Kimberlites, together with orangeites (also known as Group II kimberlites) and olivine lamproites, are the major host-rocks of terrestrial diamonds. They are small-volume volcanic rocks that derive from deep in the Earth’s mantle. These rocks can provide a wealth of information about the composition of Earth’s interior, and the melting processes which have shaped the evolution of our planet. However, significant uncertainties remain about the composition, origin, evolution and emplacement of kimberlites and related magmas. To address these questions, we study kimberlite and related rocks from worldwide localities employing detailed textural and petrographic examination combined with geochemical measurements of major and trace element contents, radiogenic and stable isotope compositions of minerals, and age dating.

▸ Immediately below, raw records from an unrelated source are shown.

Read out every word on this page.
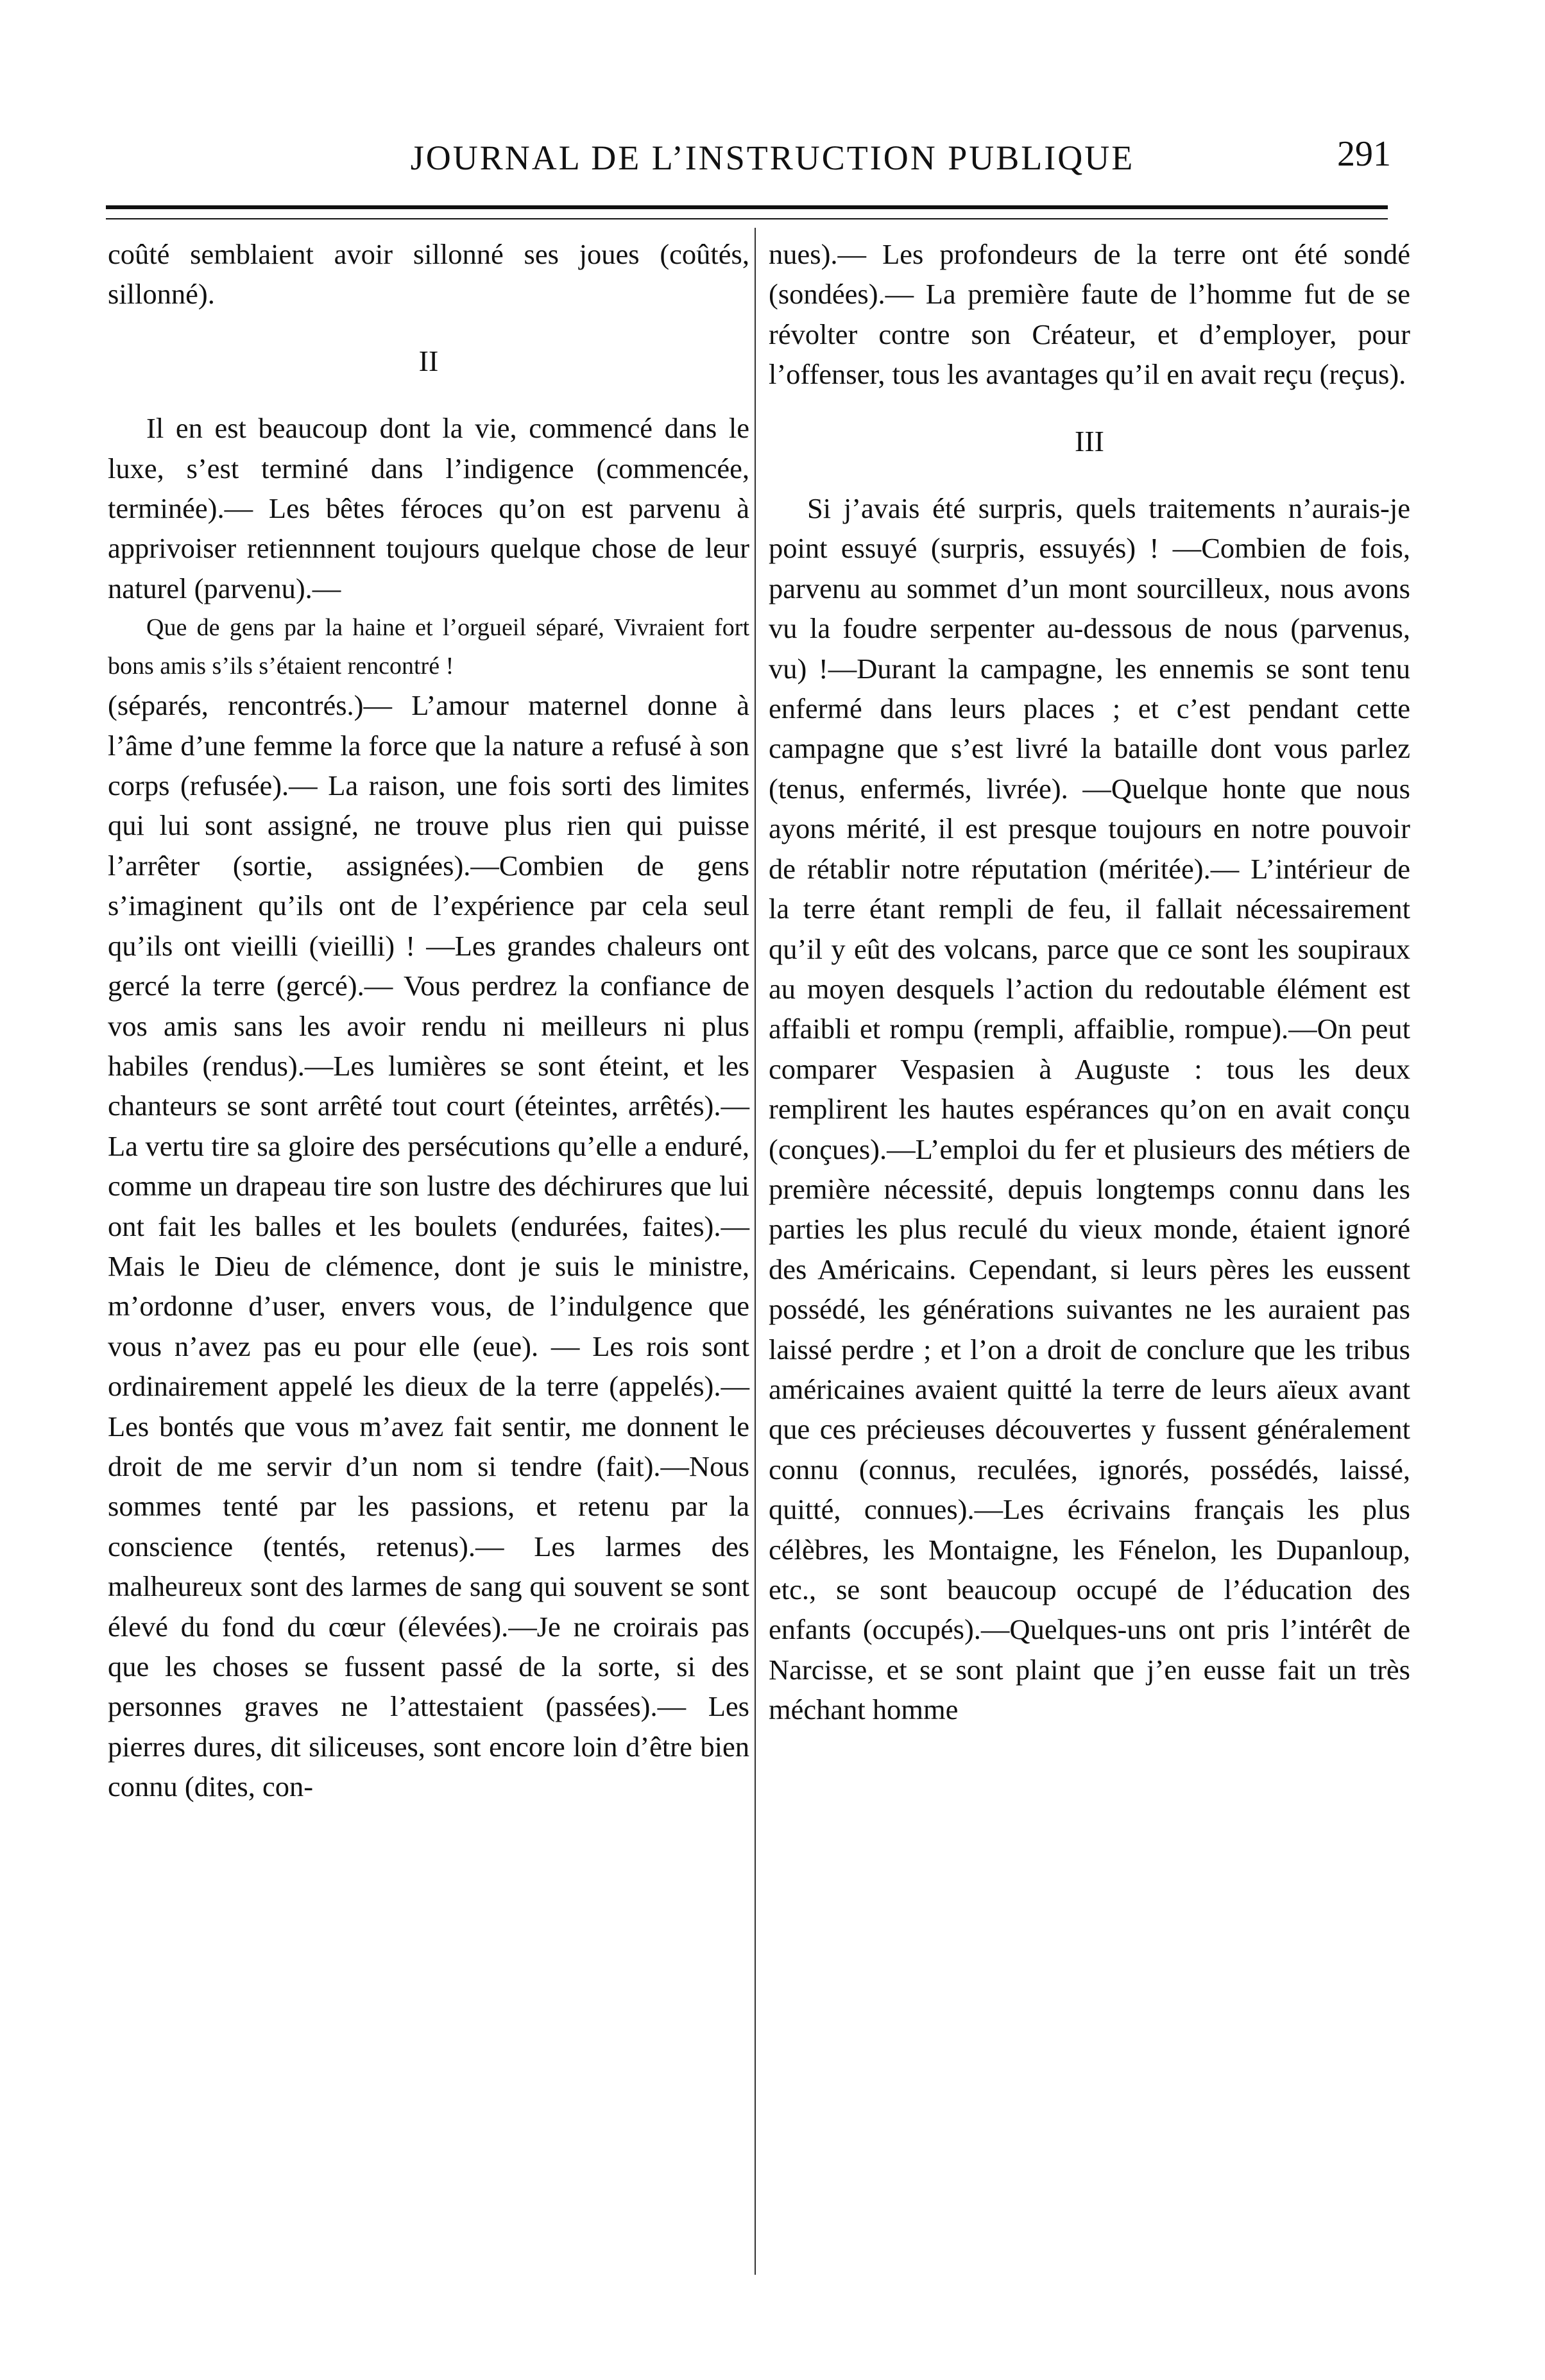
JOURNAL DE L’INSTRUCTION PUBLIQUE	291

coûté semblaient avoir sillonné ses joues (coûtés, sillonné).

II

Il en est beaucoup dont la vie, commencé dans le luxe, s’est terminé dans l’indigence (commencée, terminée).— Les bêtes féroces qu’on est parvenu à apprivoiser retiennnent toujours quelque chose de leur naturel (parvenu).—

Que de gens par la haine et l’orgueil séparé, Vivraient fort bons amis s’ils s’étaient rencontré !

(séparés, rencontrés.)— L’amour maternel donne à l’âme d’une femme la force que la nature a refusé à son corps (refusée).— La raison, une fois sorti des limites qui lui sont assigné, ne trouve plus rien qui puisse l’arrêter (sortie, assignées).—Combien de gens s’imaginent qu’ils ont de l’expérience par cela seul qu’ils ont vieilli (vieilli) ! —Les grandes chaleurs ont gercé la terre (gercé).— Vous perdrez la confiance de vos amis sans les avoir rendu ni meilleurs ni plus habiles (rendus).—Les lumières se sont éteint, et les chanteurs se sont arrêté tout court (éteintes, arrêtés).—La vertu tire sa gloire des persécutions qu’elle a enduré, comme un drapeau tire son lustre des déchirures que lui ont fait les balles et les boulets (endurées, faites).— Mais le Dieu de clémence, dont je suis le ministre, m’ordonne d’user, envers vous, de l’indulgence que vous n’avez pas eu pour elle (eue). — Les rois sont ordinairement appelé les dieux de la terre (appelés).— Les bontés que vous m’avez fait sentir, me donnent le droit de me servir d’un nom si tendre (fait).—Nous sommes tenté par les passions, et retenu par la conscience (tentés, retenus).— Les larmes des malheureux sont des larmes de sang qui souvent se sont élevé du fond du cœur (élevées).—Je ne croirais pas que les choses se fussent passé de la sorte, si des personnes graves ne l’attestaient (passées).— Les pierres dures, dit siliceuses, sont encore loin d’être bien connu (dites, con-

nues).— Les profondeurs de la terre ont été sondé (sondées).— La première faute de l’homme fut de se révolter contre son Créateur, et d’employer, pour l’offenser, tous les avantages qu’il en avait reçu (reçus).

III

Si j’avais été surpris, quels traitements n’aurais-je point essuyé (surpris, essuyés) ! —Combien de fois, parvenu au sommet d’un mont sourcilleux, nous avons vu la foudre serpenter au-dessous de nous (parvenus, vu) !—Durant la campagne, les ennemis se sont tenu enfermé dans leurs places ; et c’est pendant cette campagne que s’est livré la bataille dont vous parlez (tenus, enfermés, livrée). —Quelque honte que nous ayons mérité, il est presque toujours en notre pouvoir de rétablir notre réputation (méritée).— L’intérieur de la terre étant rempli de feu, il fallait nécessairement qu’il y eût des volcans, parce que ce sont les soupiraux au moyen desquels l’action du redoutable élément est affaibli et rompu (rempli, affaiblie, rompue).—On peut comparer Vespasien à Auguste : tous les deux remplirent les hautes espérances qu’on en avait conçu (conçues).—L’emploi du fer et plusieurs des métiers de première nécessité, depuis longtemps connu dans les parties les plus reculé du vieux monde, étaient ignoré des Américains. Cependant, si leurs pères les eussent possédé, les générations suivantes ne les auraient pas laissé perdre ; et l’on a droit de conclure que les tribus américaines avaient quitté la terre de leurs aïeux avant que ces précieuses découvertes y fussent généralement connu (connus, reculées, ignorés, possédés, laissé, quitté, connues).—Les écrivains français les plus célèbres, les Montaigne, les Fénelon, les Dupanloup, etc., se sont beaucoup occupé de l’éducation des enfants (occupés).—Quelques-uns ont pris l’intérêt de Narcisse, et se sont plaint que j’en eusse fait un très méchant homme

Diamond formation and preservation

It is easy to forget that diamonds are a form of crystalline carbon with minor impurities, derived from metasomatism of deep mantle domains. But how and when do diamonds form? Which fluids produce diamonds and which fluids destroy them? These are fundamental questions that are being addressed by the KiDs group, using an innovative approach that study diamonds as a part of the kimberlite system. We are also working with our industry partners to develop new techniques to improve evaluation of diamond resources and diamond exploration strategies.



Mantle metasomatism

Metasomatism is the process of enrichment of rocks by fluids. The compositions of these fluids can show extraordinary variation. By studying metasomatic processes in the mantle we can understand the transfer of chemical components, including base and precious metals, in the deep Earth. This may also aid our understanding of the formation of enriched domains that represent preferential melting sites. We investigate mantle metasomatism by examining mantle rocks enriched in minerals such as phlogopite, amphibole, clinopyroxene, ilmenite and zircon, which are transported to surface by kimberlites, orangeites and alkali-basalt magmas from southern Africa and Australia. Current projects focus on understanding the composition and source of mantle fluids by coupling textural, petrographic and fluid inclusion studies with determinations of the radiogenic and stable isotope compositions of mantle minerals.